We see it all the time from Hollywood-- actors and actresses holding a firearm with their finger resting on the trigger. Until recently, resting the finger on the trigger was standard practice for many firearms schools. In fact, I remember my drill sergeant telling me to keep my finger on the trigger so I was ready to go in case of a fight. "Seconds count," he said.
Not long ago, I debated someone who claimed to have studied at numerous firearm schools and argued that a finger on the trigger was the only way to carry a firearm, especially a pistol. I explained that no credible modern school of firearms teaches to keep the finger on the trigger. Just read the Four Rules of Firearm Safety.
Why do we now keep our proverbial booger picker off the trigger until ready to shoot? What changed?
I was in the service for twenty-eight years-- in the Middle East from 2002 up until 2015. I got to be part of the evolution of modern gunfighting. Here are my observations:
Pistols of the past.
Handguns were typically carried and shot with one hand. Pistols would not fire unless they were cocked, and the act of cocking a pistol meant that someone was getting ready to throw down. Many gunfighters in the late 1800’s wired their triggers back so all they had to do was thumb the hammer. In single-action scenarios, there wasn’t much reason to keep the finger off the trigger. Even many of the rifles of the day took a direct hand action to take them off of safe,. It wasn’t until WWII that ergonomics became a consideration with rifles.
Civilian inexperience with firearms.
There was very limited understanding of the use of firearms under stress. The art and science of handling a gun didn’t have much time to develop until World War II. In the mid 1970’s, Jeff Copper started a firearms training school--one of the first of its kind. It didn’t take long while running a school for Cooper and others to start pushing safety, since plenty of folks would be heading to the hospital after a day or two on the civilian firing line, given the old rules of safety.
The Combat crucible brings safety home.
Like we have seen so many times in America, old paradigms die-hard. 9/11 took place and the United States found itself in a long war with large numbers of Special Operations soldiers performing tour after tour. The cycle of theory to combat proof became very tight in tactics and gun handling, and Special Forces operators shared that information liberally with one another.

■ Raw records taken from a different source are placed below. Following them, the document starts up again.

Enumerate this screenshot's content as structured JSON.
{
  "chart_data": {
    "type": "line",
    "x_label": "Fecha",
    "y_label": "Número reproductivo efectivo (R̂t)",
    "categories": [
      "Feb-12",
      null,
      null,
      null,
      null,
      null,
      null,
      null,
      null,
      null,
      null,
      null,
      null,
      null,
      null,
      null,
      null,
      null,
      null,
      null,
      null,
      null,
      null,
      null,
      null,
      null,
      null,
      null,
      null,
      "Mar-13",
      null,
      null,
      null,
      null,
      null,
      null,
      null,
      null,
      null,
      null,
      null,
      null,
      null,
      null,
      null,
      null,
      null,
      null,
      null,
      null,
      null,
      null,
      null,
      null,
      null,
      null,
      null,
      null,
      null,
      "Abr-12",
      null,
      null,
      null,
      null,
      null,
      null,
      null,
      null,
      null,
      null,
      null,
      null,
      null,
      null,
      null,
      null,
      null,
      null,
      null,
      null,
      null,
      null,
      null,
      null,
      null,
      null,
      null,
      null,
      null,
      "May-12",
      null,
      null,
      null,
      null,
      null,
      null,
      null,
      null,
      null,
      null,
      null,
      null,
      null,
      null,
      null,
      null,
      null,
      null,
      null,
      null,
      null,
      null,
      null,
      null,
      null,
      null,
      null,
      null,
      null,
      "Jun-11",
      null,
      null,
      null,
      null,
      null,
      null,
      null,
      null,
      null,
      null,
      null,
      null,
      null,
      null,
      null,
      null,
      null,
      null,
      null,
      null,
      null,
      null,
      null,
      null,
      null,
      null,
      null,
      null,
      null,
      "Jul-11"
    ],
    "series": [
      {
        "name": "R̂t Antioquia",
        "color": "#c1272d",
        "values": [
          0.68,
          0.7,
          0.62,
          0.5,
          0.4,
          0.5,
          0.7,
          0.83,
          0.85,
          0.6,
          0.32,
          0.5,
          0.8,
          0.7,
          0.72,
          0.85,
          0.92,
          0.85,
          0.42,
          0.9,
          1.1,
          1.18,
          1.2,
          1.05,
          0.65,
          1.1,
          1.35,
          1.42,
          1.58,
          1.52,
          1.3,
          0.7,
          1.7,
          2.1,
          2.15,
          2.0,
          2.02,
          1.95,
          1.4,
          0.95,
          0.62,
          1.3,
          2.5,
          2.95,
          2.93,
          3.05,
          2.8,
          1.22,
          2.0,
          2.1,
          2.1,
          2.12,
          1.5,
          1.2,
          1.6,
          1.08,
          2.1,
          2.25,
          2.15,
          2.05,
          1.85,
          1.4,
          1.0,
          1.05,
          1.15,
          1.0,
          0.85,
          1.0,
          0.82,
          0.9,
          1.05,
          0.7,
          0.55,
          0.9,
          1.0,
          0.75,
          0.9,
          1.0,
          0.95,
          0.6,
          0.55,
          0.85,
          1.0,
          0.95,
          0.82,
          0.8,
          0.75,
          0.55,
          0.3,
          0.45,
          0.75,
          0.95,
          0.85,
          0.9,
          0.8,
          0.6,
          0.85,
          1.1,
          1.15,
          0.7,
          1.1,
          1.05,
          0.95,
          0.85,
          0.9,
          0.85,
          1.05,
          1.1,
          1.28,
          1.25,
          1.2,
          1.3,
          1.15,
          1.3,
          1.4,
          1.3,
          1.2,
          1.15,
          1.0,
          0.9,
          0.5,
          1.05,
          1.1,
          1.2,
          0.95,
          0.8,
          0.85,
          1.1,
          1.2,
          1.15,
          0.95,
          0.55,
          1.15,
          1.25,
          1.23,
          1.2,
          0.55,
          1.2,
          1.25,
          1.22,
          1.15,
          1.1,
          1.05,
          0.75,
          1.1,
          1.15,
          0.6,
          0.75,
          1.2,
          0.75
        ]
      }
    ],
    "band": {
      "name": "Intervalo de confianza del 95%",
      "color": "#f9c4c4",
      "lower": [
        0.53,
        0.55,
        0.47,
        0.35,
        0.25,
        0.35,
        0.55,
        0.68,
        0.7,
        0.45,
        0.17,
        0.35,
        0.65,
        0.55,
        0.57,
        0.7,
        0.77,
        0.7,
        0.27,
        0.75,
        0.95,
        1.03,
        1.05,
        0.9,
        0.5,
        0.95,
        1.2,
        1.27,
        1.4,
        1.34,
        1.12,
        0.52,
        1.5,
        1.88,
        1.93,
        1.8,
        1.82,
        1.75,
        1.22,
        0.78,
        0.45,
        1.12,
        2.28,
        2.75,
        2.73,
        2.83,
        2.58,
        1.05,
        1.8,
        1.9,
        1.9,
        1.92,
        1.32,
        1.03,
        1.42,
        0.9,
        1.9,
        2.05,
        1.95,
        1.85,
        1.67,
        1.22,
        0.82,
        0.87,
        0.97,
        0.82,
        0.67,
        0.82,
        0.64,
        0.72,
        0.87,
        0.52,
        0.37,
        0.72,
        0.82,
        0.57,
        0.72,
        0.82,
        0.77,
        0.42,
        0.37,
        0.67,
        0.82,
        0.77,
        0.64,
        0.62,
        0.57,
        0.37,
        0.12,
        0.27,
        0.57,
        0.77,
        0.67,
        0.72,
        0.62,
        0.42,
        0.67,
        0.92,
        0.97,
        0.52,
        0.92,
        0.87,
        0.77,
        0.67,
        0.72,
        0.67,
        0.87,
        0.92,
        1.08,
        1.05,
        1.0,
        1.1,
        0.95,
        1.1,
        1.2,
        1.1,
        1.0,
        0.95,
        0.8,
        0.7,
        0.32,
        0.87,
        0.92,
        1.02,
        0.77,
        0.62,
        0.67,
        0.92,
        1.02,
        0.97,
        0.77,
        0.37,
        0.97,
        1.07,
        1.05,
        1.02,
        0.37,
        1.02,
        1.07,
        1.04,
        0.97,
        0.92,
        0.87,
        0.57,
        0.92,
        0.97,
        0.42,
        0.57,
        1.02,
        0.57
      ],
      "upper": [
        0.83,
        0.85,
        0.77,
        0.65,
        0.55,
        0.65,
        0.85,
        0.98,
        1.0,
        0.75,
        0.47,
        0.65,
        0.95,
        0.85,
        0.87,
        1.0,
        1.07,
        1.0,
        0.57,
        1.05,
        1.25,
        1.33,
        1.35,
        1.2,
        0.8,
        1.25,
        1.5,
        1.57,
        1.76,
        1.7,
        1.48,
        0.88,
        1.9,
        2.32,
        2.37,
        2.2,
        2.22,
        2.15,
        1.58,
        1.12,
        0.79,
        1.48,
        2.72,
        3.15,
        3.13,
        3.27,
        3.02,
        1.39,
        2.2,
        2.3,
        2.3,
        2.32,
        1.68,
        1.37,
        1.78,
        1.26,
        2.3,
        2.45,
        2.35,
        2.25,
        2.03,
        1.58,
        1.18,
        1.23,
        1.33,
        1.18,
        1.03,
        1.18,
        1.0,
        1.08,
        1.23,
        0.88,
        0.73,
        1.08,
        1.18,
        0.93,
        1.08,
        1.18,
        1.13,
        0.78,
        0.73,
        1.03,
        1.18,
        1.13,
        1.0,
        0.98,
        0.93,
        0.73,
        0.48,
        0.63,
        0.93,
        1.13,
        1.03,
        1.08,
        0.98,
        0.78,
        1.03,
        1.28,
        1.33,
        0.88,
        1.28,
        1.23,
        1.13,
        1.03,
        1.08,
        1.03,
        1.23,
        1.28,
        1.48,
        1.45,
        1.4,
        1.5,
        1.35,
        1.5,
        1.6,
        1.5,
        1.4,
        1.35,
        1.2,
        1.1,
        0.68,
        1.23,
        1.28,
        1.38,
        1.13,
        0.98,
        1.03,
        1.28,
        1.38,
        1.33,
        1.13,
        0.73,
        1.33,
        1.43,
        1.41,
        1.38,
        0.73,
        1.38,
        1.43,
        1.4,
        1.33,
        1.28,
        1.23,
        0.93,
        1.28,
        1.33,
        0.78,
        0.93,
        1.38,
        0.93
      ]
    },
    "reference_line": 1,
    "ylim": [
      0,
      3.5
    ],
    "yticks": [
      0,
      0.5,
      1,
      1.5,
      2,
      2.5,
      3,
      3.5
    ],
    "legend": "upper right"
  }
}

Why don’t we put the finger on the trigger? The simple reason: there’s a much greater risk of accidentally shooting yourself or someone you love than there is of being slightly slower to a gunfight.
For homeowners, the “Probability of Threat” of accidentally shooting a loved one, one's self, or the dog is a much higher probability than losing a quickdraw with the boogieman.
In combat, or under high stress, I have yet to see someone move too slowly. More often than not, they move much too fast.
With that in mind, keep your finger off the trigger until you are sure of your target, what is in front, behind and to the left and right of it.